I start back to work at school tomorrow.


I know a lot of people are ready for it, but not me. I enjoy the summer: swimming in the lakes, camping, sunshine, gardening, children playing, time to write. Part of the problem is that I plan for a full three months of summer. The reality is that it's a week over two months, and it goes by quickly.

There are so many things I thought we'd get done--things I hoped to do, things I planned on doing:
  • more bike rides
  • more museum trips (didn't do a single one--but those are kind of a rainy day thing, and we didn't have many of those)
  • more camping (which had better happen this fall)
  • more projects around the house
  • more marketing on my book
  • more swimming
  • more summer concerts
  • more writing done
  • more hammock time (I was in it maybe once all summer--scandalous!)
  • more hiking and exploring natural places
  • having more people over for grilled supper outside
  • playing more kubb & molkky
  • doing some day trips
But it's easy to want more--the hard part is being content with what did happen. Actually, that's not all that hard. There was a lot of blessings this summer:
  • A train ride with the Wenell family
  • Seeing the boys fish for the first time
  • Two fun camping trips with friends
  • The Trumper family reunion
  • Cabin time in Wisconsin
  • 4th of July parade
  • Fireworks
  • Concerts at Lake Harriet (including one followed by watching The Goonies)
  • Soccer games
  • Farmer's Market
  • Swimming at Cedar Lake
  • Going to the zoo
  • Playdates for the boys at the park
  • Longer bike rides with the boys than we've been able to do
  • Seeing flowers and vegetables grow in the gardens
  • Most importantly, time with the family
But the savings account is dwindling, so the paychecks are needed, and back to work I go. And work is good, and it doesn't mean the fun is over. There is still time for things to happen: fall camping, evening picnics, weekend day trips, etc.

Sometimes it can be go hard to go back to school and hear all the reports on "What I Did This Summer." I can get jealous of the big vacations, expensive trips, expansive travels. But summer isn't about how much we get done or how much money we spend doing things. It's about how you spend the time, and we had some good quality time and enjoyed life. No regrets.

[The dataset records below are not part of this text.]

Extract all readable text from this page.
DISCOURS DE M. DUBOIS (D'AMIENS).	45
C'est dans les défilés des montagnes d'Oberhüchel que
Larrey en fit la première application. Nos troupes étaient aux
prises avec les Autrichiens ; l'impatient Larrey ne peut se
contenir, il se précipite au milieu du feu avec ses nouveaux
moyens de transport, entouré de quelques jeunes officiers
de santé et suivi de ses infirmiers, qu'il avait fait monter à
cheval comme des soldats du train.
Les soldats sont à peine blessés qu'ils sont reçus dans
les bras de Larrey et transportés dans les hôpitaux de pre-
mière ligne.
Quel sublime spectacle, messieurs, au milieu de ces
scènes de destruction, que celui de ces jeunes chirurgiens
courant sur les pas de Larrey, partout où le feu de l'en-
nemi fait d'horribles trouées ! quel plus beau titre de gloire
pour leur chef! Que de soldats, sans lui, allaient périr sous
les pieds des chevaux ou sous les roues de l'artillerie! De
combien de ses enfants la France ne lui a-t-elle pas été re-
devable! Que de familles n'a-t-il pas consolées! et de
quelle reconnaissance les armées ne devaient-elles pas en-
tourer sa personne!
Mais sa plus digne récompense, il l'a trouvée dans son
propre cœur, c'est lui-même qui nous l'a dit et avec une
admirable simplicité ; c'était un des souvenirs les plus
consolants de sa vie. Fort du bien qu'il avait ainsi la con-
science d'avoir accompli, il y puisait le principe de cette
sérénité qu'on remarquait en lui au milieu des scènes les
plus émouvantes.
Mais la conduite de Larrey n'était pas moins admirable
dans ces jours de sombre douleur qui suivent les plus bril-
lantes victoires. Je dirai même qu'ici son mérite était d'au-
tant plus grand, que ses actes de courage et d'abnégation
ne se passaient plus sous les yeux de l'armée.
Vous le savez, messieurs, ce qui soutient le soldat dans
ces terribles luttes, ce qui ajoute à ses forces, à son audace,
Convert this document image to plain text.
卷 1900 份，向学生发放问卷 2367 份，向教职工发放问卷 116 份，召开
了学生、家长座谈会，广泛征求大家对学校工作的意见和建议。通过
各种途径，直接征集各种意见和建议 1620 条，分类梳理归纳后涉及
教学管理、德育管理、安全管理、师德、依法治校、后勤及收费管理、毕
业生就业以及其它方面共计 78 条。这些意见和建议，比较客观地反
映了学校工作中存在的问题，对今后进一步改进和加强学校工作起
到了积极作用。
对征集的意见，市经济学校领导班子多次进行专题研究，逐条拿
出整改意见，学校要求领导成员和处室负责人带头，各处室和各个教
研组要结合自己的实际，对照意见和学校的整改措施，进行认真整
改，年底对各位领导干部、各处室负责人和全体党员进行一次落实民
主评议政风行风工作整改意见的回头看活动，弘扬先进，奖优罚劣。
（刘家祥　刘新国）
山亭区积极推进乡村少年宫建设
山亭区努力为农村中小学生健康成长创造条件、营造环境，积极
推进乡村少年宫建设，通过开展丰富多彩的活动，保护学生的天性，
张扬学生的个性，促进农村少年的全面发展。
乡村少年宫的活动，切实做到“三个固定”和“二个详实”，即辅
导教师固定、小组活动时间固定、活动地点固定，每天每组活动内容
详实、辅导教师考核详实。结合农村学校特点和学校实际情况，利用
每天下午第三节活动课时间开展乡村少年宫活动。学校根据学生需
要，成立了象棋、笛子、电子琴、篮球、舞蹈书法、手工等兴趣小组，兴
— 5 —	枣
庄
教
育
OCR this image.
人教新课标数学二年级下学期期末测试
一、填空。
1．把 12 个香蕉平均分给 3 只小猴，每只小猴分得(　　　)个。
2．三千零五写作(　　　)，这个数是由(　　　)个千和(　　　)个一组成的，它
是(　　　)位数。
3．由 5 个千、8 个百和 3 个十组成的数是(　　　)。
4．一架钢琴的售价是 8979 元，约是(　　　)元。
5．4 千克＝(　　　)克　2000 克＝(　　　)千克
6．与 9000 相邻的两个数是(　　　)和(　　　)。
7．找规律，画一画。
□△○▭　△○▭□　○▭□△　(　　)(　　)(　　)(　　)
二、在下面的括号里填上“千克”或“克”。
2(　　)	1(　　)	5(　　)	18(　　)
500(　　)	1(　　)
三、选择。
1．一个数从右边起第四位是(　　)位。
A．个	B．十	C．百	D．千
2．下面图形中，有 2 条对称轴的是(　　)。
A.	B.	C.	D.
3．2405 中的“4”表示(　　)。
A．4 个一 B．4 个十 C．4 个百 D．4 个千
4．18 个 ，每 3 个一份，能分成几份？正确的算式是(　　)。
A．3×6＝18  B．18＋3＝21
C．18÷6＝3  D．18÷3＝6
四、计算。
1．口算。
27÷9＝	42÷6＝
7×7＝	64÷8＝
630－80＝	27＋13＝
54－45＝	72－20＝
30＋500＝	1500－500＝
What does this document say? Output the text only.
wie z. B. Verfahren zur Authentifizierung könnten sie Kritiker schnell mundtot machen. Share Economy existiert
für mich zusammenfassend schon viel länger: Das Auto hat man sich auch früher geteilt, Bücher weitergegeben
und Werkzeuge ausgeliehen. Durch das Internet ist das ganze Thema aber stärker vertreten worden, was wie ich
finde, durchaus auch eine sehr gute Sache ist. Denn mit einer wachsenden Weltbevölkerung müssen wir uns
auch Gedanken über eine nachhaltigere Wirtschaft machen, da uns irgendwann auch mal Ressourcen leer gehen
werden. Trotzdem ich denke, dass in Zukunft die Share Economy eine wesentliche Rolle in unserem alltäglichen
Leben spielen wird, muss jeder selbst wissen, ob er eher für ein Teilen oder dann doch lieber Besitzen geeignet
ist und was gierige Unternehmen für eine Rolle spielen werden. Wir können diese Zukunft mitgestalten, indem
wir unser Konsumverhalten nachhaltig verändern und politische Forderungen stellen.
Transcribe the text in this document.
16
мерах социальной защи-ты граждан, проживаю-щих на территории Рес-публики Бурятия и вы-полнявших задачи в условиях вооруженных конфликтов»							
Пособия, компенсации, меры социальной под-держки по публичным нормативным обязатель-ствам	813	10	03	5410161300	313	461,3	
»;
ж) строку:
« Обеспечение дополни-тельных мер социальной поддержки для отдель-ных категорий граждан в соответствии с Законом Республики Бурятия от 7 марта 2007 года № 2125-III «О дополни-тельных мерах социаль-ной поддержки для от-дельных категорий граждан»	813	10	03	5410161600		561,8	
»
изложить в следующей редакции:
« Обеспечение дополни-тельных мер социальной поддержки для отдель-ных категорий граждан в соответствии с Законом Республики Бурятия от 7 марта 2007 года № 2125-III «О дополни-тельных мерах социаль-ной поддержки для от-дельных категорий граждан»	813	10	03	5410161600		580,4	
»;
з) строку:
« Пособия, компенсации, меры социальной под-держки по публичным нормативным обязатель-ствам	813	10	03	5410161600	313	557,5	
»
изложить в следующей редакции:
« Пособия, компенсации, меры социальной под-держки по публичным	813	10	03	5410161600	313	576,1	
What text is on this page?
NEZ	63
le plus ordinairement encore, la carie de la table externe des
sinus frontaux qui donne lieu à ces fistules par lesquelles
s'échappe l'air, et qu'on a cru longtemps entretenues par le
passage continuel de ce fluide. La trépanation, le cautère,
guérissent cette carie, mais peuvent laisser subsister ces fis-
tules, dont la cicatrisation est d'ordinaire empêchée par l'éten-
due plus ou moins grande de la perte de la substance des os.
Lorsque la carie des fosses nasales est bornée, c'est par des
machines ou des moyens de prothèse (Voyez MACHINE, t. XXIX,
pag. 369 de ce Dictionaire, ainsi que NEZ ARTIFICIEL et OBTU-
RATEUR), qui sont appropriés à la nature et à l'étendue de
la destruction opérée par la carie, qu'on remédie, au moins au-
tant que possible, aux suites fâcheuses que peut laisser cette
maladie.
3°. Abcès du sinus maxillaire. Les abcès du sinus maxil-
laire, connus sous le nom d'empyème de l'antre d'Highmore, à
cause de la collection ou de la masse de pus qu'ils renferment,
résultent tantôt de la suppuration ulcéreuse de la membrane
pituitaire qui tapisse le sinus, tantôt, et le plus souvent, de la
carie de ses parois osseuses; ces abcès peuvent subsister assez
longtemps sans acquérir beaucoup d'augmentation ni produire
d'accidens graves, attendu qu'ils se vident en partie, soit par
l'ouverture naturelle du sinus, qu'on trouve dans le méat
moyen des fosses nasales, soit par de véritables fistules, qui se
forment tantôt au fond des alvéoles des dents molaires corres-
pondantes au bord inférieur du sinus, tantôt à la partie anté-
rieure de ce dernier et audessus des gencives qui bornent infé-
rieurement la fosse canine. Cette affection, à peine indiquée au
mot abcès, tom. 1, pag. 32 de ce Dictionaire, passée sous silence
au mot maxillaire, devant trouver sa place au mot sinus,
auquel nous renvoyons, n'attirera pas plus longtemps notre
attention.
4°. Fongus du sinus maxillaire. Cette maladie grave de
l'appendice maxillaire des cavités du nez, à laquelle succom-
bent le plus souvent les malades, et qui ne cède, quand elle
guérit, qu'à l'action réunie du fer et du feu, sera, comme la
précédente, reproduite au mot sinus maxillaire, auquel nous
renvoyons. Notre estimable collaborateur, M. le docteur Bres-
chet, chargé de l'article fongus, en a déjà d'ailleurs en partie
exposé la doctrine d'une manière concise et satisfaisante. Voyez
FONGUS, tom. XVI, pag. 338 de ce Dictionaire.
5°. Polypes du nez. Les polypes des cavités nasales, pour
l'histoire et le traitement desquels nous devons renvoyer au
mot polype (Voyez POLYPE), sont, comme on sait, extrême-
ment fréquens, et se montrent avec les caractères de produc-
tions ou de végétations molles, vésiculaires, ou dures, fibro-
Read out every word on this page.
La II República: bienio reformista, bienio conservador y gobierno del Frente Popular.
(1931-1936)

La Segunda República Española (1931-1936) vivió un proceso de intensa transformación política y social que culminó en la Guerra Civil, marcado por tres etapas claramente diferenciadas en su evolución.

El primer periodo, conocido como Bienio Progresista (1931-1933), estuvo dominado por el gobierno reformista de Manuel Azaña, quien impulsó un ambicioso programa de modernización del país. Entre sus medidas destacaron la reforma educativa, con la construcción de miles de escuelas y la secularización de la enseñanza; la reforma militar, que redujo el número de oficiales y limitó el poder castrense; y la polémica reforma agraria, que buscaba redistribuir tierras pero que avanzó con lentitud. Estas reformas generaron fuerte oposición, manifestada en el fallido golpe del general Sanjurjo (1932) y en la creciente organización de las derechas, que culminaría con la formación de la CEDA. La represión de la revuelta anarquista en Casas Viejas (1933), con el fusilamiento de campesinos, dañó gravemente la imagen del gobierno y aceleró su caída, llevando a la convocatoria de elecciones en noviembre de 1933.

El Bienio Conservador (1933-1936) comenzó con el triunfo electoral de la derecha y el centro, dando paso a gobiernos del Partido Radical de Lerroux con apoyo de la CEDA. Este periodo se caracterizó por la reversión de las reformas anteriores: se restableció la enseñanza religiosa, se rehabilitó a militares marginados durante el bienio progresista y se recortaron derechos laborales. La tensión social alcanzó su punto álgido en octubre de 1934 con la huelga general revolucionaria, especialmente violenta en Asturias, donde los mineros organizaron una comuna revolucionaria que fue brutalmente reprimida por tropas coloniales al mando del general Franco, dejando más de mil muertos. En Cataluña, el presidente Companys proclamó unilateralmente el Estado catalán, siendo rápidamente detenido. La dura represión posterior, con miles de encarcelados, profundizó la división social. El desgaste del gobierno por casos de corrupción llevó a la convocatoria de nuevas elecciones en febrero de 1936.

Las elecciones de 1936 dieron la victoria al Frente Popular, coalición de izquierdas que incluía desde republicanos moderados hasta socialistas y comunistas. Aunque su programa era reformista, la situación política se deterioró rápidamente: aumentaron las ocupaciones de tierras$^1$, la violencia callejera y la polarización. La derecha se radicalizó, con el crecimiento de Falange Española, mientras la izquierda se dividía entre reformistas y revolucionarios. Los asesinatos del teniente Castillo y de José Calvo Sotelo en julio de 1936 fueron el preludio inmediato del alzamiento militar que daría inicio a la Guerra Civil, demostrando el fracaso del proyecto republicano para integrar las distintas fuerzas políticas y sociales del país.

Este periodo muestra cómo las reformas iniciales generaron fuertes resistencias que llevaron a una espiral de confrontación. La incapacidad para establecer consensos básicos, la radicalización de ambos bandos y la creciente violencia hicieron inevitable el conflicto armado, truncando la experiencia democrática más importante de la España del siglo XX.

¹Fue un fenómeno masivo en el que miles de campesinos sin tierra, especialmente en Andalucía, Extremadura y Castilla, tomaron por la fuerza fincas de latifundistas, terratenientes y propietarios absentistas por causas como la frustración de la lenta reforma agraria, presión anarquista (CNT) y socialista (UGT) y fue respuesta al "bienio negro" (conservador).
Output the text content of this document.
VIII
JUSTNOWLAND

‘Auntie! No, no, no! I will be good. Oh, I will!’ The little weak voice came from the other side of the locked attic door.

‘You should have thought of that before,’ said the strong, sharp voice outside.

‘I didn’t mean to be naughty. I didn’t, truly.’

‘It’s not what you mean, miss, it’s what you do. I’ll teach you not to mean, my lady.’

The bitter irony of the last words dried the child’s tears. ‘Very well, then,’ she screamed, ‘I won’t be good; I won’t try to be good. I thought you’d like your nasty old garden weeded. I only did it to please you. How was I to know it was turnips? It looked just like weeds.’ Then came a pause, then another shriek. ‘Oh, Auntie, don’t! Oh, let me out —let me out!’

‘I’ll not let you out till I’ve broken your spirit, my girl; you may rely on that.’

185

Well, maybe a few, but they're overshadowed by plenty of blessings.

1 comment:

Tiffany said...

We laugh about our childhood summer vacations (usually consisting of just one day at Adventureland!), but I remember playing baseball in the backyard after chores were done, or shooting hoops under the yard light . . . my dad was there EVERY night. That's what your boys will remember, too . . . so don't let those rich kids bring you down with their tales of fab vacays this summer!!